Stuttgart

Stuttgart Stuttgart: Das erste große Pfingstwunder, das nach der Himmelfahrt Jesu dort in Jerusalem geschah, war einzigartig. Doch auch die Pfingstfeste in unserem Korps sind immer wieder von einer tiefen Freude und Dankbarkeit über das wunderbare Geschenk seines Geistes geprägt. Es war nun schon zum dritten Mal, dass unsere früheren Territorialleiter, die Oberste Bramwell und Ruth Booth, Korps Stuttgart (Majorin Renate Guth) besuchten, um mit uns gemeinsam dieses Fest zu erleben, das in diesem Jahr unter dem Auftrag Jesu stand: "Ihr sollt meine Zeugen sein" - zuerst in Jerusalem, danach in Judäa und Samaria - und dann bis ans Ende der Erde. Den Auftakt zu diesem Wochenendes bildete ein Konzert am Samstagnachmittag. Der Kapellmeister, Bruder Dieter Bernlöhr, hatte ein sehr abwechslungsreiches Programm vorbereitet und die Darbietungen in Musik, unterschiedliche Liedvorträge, ein Tamburinmarsch auf selbst gefertigten, originellen Instrumenten begeisterten die Zuhörer sehr. Doch das Wichtigste dabei war Gottes Wort. Oberst Booth verstand es mit ansteckender Begeisterung, die an seinen Urgroßvater William Booth, den Gründer der Heilsarmee erinnerte, die Anwesenden dazu aufzurufen, Zeugen Jesu in "ihrem Jerusalem", d. h. in der Familie, in der Schule, im Beruf und in der unmittelbaren Nachbarschaft zu sein. Mit dem gesegneten Wunsch "Geht nicht nach Haus ohne Jesus" fand diese Veranstaltung ihren Abschluß.

Nach einer Gebetsversammlung am Sonntagmorgen eröffnete die Korpsoffizierin, Majorin Renate Guth, die Pfingstversammlung mit dem Lied: "O Heil’ger Geist, komm auf uns" und stellte die Gäste vor. Die große Anzahl der Besucher machte deutlich, dass von dieser besonderen Heiligungsversammlung sehr viel erwartet wurde. Bevor Oberstin Booth uns in ihrer Ansprache daran teilhaben ließ, was es bedeutet, Zeuge in Samaria zu sein, dort, wo man unter oft sehr schwierigen Umständen zu leben hatte, bestätigten einige Sänger in ihrem Lied: "Ich will gehen, weil du mich gehen heißt." Nach der eindringlichen Botschaft des Obersts, der zum Gehorsam und zu ganzer Hingabe aufforderte, beteten zwei Menschen am Gnadenthron.

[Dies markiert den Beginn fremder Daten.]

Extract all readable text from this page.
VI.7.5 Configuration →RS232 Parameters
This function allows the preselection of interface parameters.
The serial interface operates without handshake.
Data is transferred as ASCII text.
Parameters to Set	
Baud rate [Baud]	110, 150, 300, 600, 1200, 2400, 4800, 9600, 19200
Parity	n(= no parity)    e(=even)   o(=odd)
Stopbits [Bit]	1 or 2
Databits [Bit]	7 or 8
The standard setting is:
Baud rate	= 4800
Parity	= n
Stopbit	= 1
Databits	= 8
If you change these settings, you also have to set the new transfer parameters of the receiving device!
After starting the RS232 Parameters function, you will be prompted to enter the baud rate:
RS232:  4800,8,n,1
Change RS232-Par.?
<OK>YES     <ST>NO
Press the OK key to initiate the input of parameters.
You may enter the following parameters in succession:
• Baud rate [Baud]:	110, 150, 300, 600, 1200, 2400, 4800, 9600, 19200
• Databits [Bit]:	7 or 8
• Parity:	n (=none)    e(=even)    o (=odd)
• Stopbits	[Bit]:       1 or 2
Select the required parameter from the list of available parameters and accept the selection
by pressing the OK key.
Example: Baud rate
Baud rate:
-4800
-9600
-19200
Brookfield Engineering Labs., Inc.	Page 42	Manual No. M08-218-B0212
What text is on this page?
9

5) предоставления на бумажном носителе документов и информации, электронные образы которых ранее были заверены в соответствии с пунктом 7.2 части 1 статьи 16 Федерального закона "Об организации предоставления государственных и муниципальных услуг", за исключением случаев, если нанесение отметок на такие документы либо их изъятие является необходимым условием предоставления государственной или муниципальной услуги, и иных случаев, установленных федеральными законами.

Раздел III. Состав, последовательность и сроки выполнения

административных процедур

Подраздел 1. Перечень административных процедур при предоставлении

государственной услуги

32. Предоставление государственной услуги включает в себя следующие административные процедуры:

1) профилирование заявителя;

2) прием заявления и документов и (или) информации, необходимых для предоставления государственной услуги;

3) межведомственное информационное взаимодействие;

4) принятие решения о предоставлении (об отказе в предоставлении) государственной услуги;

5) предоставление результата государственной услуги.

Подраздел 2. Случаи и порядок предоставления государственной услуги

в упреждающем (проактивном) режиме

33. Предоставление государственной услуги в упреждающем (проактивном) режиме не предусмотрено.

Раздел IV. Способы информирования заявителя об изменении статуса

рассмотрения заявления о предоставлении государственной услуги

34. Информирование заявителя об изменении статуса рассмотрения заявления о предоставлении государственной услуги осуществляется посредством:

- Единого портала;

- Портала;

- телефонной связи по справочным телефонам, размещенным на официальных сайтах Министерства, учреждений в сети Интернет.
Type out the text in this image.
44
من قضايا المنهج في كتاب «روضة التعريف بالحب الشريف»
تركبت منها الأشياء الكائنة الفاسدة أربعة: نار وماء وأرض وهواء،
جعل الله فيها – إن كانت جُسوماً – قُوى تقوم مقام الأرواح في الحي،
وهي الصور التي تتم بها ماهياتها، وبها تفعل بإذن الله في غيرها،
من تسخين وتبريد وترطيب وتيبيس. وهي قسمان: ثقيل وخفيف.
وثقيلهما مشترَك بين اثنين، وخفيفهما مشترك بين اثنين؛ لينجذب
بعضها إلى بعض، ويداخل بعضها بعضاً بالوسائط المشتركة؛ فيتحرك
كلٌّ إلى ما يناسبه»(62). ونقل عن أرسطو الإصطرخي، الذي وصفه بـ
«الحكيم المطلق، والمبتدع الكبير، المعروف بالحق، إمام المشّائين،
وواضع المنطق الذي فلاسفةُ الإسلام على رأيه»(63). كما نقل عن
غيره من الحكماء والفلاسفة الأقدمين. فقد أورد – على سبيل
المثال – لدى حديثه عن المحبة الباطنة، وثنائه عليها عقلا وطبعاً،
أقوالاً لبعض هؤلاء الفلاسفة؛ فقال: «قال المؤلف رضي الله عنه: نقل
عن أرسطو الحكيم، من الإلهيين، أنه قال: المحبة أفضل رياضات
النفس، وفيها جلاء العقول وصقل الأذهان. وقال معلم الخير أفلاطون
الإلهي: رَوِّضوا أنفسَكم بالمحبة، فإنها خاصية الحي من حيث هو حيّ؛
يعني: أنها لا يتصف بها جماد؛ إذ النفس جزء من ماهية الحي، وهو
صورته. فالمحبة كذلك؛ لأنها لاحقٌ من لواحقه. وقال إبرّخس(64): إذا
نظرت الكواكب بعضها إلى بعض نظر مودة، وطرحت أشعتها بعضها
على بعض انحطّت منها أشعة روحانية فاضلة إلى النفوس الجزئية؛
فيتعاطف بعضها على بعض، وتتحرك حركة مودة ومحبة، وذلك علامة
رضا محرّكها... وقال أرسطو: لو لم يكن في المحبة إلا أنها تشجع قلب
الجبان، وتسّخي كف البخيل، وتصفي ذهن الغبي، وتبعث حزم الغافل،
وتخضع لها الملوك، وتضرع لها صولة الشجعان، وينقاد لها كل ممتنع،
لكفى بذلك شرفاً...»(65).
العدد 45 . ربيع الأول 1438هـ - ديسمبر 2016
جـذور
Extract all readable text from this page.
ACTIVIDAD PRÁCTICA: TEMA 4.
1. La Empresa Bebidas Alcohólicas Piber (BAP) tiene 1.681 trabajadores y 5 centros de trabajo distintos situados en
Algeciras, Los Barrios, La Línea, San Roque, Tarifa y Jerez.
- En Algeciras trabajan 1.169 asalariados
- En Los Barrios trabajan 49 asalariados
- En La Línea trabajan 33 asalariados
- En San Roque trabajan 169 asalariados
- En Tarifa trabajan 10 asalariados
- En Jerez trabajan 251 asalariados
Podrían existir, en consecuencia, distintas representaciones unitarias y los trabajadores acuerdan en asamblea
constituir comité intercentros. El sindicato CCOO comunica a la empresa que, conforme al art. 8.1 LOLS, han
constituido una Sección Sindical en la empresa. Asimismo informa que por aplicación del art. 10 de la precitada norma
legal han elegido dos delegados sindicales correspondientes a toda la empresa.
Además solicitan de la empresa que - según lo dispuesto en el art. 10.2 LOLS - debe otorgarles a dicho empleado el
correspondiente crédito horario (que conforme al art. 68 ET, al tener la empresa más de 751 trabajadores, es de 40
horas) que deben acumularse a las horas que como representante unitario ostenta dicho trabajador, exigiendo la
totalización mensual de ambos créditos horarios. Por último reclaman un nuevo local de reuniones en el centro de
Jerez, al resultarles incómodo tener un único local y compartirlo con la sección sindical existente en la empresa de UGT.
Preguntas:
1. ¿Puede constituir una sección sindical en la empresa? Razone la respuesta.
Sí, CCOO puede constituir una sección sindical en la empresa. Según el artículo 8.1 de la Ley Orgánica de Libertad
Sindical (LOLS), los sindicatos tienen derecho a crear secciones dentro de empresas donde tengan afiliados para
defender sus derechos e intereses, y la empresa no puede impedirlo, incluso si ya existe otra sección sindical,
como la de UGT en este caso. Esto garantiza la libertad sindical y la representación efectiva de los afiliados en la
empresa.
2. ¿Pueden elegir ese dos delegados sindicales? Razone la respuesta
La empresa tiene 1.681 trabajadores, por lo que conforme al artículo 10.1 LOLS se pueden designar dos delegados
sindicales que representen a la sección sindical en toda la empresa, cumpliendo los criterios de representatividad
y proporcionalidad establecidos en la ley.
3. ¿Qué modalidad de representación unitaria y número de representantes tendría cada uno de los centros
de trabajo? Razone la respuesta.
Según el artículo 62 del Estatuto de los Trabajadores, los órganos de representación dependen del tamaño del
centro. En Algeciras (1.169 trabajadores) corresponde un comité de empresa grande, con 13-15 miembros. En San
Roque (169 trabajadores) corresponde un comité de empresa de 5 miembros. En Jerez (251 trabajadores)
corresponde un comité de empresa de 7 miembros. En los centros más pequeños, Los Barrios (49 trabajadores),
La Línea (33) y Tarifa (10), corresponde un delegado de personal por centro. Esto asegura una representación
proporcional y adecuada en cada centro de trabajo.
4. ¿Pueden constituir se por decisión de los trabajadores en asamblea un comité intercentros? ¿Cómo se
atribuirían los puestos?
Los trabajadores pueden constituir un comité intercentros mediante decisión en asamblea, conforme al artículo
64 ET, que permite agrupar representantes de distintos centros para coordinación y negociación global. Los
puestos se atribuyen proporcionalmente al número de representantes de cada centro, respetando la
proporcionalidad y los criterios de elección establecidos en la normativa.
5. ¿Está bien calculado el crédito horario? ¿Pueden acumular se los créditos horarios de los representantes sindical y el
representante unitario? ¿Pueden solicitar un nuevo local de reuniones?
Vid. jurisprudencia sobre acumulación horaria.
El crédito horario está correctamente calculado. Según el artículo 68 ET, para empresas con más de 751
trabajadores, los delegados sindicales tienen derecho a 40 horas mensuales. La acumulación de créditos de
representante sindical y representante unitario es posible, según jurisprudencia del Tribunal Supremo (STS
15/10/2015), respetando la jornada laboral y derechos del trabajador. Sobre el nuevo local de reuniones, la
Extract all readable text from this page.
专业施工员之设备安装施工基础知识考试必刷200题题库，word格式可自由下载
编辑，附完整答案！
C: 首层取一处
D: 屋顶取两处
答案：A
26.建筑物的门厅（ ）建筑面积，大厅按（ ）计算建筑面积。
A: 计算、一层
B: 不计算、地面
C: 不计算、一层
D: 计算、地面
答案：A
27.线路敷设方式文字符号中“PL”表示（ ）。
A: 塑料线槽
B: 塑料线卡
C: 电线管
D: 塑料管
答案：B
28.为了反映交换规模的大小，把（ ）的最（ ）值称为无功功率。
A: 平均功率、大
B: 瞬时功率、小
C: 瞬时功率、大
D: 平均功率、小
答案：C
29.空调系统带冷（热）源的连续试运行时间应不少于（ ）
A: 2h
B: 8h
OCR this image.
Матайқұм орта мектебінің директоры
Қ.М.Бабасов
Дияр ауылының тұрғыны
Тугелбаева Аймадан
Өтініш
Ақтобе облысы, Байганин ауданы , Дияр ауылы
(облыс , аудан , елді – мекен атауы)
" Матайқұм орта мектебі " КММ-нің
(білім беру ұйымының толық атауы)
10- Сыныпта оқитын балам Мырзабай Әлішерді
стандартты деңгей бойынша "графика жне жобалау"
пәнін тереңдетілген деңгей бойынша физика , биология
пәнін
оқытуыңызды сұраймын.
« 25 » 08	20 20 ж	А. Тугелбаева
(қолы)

Und welch eine Gebetserhörung war es doch, dass der Regen aufgehört hatte und wir hinausgehen konnten zu einer Freiversammlung. Viele Zuhörer blieben nicht nur stehen, weil sie durch Wort, Lied und Musik angesprochen wurden, sondern weil unsere Kinder und jungen Leute ihnen in einem Anspiel sehr deutlich vor Augen stellten, wie sinnlos ein Leben ohne Jesus Christus ist. Den Abschluss dieses gesegneten und ausgefüllten Pfingstfestes bildete eine Lob- und Dankversammlung, die diesen Namen wirklich verdient hatte, weil die Freude am Herrn durch alles hindurch klang. Oberst Booth nahm uns in anschaulichen Bildern mit zu den Orten, an denen er und seine Frau bereits für den Herrn gearbeitet hatten.

Wir wollen uns auch hier in unserer Stadt - inspiriert durch den Segen dieser Tage - in Zukunft als Zeugen Jesu Christi gebrauchen lassen und sein herrliches Evangelium zu den Menschen tragen.